Amerika Birleşik Devletleri, Avrupa ve diğer Batılılaşmış ekonomiler üzerinde süper güç statüsüne sahip olduğu ve dünya altınının çoğunu elinde tuttuğu için, ABD doları hala altına sabitlendi. Bu, ABD dolarını fiilen bir dünya para birimi haline getirdi, ancak diğer ülkelerin merkez bankaları, dolarlarını ABD’den ons başına 35 dolardan altın için yine de kullanabiliyorlardı. Diğer ülkeler tarafından kullanılan birincil para rezervi olarak dolarlara olan uluslararası talep, ABD Merkez Bankası’nın yurt içi büyümeyi teşvik etmek ve federal borcu daha az yurt içi fiyat enflasyonu riski ile sübvanse etmek için genişlemeci para politikasına girmesine izin verdi.

Bununla birlikte, 1960’larda küresel finans piyasalarında giderek artan dolar arzı, Fed’in yerel Büyük Toplum refah harcamalarını finanse etmek için dolar arzını artırması nedeniyle dünya altının fiyatı ile Fed’deki itfa değeri arasında bir uyumsuzluğa yol açtı. ve Vietnam Savaşı. Bu tutarsızlık sonunda Bretton Woods sisteminin çökmesine neden oldu çünkü yabancı bankalar aşırı değerli dolarlarını 35 dolardan altın için kullandılar.
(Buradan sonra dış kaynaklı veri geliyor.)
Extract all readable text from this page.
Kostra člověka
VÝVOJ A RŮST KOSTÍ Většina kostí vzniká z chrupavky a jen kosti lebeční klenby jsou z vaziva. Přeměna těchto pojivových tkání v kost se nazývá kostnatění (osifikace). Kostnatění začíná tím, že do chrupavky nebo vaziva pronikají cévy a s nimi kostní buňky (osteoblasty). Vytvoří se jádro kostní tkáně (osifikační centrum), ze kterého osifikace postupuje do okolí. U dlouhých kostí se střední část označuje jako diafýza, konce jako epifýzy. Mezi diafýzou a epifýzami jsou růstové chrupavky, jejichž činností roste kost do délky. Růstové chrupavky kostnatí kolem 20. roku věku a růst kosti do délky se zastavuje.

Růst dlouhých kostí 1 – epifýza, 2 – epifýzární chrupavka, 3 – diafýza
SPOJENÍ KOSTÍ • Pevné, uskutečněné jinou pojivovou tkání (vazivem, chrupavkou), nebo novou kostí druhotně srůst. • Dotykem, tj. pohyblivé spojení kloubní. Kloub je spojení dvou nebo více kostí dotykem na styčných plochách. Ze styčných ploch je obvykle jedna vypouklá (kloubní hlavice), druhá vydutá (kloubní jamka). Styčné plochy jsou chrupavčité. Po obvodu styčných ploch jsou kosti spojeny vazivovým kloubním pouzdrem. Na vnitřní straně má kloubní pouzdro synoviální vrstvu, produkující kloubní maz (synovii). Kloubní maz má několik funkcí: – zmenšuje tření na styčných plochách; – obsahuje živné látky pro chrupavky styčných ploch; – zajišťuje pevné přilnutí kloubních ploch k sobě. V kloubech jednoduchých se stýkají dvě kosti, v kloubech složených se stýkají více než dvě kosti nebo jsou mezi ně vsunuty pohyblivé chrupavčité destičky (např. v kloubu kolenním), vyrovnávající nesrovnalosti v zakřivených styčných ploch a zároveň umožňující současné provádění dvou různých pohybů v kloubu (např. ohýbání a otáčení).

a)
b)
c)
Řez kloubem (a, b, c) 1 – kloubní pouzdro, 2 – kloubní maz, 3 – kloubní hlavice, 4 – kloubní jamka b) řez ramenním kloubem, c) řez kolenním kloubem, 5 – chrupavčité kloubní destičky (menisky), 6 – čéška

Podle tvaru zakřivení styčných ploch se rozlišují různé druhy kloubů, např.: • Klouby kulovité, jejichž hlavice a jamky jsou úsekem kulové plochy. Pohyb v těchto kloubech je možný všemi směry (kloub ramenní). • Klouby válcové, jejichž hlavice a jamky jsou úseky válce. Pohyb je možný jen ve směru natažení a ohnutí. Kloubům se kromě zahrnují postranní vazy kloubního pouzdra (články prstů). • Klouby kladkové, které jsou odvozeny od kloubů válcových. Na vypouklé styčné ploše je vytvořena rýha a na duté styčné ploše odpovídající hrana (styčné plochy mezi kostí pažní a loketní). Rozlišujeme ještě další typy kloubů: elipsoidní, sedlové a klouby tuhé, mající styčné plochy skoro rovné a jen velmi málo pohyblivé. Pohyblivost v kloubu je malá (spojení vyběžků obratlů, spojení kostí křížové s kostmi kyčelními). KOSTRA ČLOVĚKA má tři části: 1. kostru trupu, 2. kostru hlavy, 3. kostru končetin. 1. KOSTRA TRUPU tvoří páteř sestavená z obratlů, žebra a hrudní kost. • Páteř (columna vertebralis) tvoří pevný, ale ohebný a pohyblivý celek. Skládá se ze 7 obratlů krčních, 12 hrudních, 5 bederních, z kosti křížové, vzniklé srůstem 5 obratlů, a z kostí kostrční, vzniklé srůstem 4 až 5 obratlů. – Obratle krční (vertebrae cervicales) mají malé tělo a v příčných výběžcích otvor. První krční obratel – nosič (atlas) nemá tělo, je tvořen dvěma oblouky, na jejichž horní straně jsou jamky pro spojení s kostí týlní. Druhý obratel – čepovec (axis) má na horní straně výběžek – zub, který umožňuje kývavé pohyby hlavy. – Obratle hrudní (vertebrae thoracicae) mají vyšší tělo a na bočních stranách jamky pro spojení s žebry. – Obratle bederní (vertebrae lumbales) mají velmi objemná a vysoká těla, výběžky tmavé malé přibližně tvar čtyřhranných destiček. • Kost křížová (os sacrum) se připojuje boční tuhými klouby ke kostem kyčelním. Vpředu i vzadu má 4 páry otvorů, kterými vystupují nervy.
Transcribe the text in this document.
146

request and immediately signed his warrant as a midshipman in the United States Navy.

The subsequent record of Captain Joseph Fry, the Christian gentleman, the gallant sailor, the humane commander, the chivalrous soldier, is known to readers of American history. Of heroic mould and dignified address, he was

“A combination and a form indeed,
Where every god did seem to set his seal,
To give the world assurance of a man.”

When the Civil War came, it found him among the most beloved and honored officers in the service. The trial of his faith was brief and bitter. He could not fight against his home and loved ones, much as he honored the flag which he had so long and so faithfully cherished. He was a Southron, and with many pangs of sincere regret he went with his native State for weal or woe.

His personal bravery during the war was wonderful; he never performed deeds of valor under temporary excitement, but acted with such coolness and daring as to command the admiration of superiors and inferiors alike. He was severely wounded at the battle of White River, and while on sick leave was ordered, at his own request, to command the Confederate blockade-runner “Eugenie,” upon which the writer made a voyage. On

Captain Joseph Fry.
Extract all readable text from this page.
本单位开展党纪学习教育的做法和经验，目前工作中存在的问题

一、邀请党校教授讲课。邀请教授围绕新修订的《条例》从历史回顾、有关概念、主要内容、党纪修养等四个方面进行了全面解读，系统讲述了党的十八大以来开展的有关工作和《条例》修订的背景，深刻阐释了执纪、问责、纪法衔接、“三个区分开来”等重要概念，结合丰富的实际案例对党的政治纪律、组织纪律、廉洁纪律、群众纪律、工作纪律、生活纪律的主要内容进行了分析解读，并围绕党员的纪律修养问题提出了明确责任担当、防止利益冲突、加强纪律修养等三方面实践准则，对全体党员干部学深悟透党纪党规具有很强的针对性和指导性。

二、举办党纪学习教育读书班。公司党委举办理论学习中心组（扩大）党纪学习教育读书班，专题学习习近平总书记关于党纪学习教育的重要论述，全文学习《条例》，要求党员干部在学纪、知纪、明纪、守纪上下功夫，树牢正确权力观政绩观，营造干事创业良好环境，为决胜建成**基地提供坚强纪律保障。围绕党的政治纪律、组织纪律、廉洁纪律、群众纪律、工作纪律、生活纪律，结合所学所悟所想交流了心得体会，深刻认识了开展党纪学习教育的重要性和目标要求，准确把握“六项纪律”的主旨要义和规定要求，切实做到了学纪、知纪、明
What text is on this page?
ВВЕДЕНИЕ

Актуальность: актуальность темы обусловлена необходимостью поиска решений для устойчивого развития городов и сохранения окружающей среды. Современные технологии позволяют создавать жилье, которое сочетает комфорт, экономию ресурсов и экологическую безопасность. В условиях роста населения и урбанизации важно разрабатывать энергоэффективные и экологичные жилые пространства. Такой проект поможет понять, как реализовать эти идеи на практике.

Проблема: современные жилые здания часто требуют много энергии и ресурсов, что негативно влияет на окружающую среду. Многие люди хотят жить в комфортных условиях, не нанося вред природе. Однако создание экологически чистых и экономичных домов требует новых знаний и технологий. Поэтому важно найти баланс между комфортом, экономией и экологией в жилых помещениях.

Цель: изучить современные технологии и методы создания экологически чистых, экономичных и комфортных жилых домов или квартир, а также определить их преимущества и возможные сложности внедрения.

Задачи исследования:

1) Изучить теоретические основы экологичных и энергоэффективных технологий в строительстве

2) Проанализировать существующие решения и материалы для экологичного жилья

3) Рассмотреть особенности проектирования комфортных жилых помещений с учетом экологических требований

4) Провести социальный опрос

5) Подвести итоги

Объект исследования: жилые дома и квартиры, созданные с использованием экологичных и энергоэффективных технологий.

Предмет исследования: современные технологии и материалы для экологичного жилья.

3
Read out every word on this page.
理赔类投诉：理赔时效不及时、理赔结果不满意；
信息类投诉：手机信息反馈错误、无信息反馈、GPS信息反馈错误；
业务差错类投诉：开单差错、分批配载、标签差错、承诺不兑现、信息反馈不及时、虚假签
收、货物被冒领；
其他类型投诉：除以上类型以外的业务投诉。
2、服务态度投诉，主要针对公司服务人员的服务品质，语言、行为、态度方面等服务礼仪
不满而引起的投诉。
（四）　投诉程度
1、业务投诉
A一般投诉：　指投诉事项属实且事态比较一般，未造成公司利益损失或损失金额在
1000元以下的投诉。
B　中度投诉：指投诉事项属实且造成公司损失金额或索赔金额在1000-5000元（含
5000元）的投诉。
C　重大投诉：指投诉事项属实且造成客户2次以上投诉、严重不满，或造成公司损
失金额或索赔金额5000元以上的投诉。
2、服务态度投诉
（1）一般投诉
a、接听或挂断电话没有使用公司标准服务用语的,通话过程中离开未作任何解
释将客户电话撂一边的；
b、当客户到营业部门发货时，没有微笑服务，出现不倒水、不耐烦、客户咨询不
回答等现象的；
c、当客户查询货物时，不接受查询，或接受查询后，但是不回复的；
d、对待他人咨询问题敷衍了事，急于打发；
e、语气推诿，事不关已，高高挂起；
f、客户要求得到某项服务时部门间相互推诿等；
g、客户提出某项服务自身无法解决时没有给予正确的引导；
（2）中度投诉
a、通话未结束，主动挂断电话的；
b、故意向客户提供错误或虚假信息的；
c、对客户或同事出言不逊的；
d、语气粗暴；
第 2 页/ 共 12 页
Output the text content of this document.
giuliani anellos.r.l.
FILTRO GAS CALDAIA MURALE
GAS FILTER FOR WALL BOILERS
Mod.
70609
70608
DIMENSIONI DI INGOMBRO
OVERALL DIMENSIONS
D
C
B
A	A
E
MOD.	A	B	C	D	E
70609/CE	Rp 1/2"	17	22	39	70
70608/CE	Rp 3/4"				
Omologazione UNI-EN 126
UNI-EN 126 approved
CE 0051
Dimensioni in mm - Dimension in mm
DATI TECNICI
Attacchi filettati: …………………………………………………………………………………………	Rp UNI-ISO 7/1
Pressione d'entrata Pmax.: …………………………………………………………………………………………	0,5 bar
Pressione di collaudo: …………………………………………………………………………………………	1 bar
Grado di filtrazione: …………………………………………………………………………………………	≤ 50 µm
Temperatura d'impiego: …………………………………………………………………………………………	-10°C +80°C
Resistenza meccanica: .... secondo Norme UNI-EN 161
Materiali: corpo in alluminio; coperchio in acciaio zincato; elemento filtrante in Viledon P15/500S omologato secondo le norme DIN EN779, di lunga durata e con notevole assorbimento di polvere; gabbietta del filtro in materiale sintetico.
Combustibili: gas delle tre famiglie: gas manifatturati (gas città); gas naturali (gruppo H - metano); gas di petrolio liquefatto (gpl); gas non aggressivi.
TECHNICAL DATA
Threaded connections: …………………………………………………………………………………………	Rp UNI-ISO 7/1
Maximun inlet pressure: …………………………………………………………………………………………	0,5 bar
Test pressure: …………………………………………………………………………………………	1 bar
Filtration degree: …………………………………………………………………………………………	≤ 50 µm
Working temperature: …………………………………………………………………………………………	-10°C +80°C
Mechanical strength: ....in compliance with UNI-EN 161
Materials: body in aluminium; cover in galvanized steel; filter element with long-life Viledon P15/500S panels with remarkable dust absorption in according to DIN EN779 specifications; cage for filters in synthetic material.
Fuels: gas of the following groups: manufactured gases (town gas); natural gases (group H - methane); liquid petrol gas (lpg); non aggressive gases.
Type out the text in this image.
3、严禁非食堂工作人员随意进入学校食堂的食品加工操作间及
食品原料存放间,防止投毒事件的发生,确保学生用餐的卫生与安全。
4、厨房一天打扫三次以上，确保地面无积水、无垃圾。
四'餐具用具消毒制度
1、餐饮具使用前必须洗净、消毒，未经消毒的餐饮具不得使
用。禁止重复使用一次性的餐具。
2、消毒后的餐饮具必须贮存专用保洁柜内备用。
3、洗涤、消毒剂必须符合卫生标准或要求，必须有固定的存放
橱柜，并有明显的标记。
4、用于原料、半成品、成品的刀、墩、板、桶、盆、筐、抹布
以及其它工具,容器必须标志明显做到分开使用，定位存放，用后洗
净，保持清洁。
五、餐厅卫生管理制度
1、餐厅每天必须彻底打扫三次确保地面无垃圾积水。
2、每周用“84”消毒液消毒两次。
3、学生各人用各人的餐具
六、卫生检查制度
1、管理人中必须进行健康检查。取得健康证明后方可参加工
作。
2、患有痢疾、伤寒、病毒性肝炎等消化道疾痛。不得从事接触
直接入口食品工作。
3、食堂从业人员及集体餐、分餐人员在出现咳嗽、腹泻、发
Altın Pencerenin Kapatılması

Para birimlerini ve emtiaları değişken para birimleri karşısında parasal rezerv olarak tutmaya yönelik mevcut sistem, 1971-73 tarihlerindendir. O sırada Başkan Richard Nixon, yabancı hükümetler tarafından ABD dolarının aşırı miktarda altın için kullanılması ve ABD’nin altın rezervlerinin tükenmesi olasılığına cevaben ABD dolarının altına çevrilebilirliğini sona erdirdi. Bu, doların ve diğer ulusal para birimlerinin altına olan son resmi bağını kopardı. O zamandan beri, kağıt Federal Rezerv senetleri ve banka mevduatları, farklı Federal Rezerv senetleri dışında başka bir şey için bankalarda kullanılamaz.

1971’den itibaren merkez bankaları ve dünya çapındaki diğer para otoriteleri, parasal rezerv olarak yabancı para birimleri ve devlet borcunun bir karışımını elinde tuttu. Bugünkü parasal rezervler, gerçekten yararlı veya değerli herhangi bir emtia yerine gelecek senetler şeklinde ödeme taahhütlerini temsil eden tahviller, tahviller veya diğer finansal araçlardan oluşur. Pek çok kurum, aynı zamanda , New York Federal Rezerv Bankası’ndaki saklama kasalarında, yurt içinde veya hesaba bağlı olarak, halaaltın bulundurmaktadır, ancak bu altın varlıklarının ulusal para birimlerinin arzı veya değeriyle herhangi bir resmi veya yasal bağlantısı yoktur ve bu nedenle teknik olarak parasal rezervler değildir..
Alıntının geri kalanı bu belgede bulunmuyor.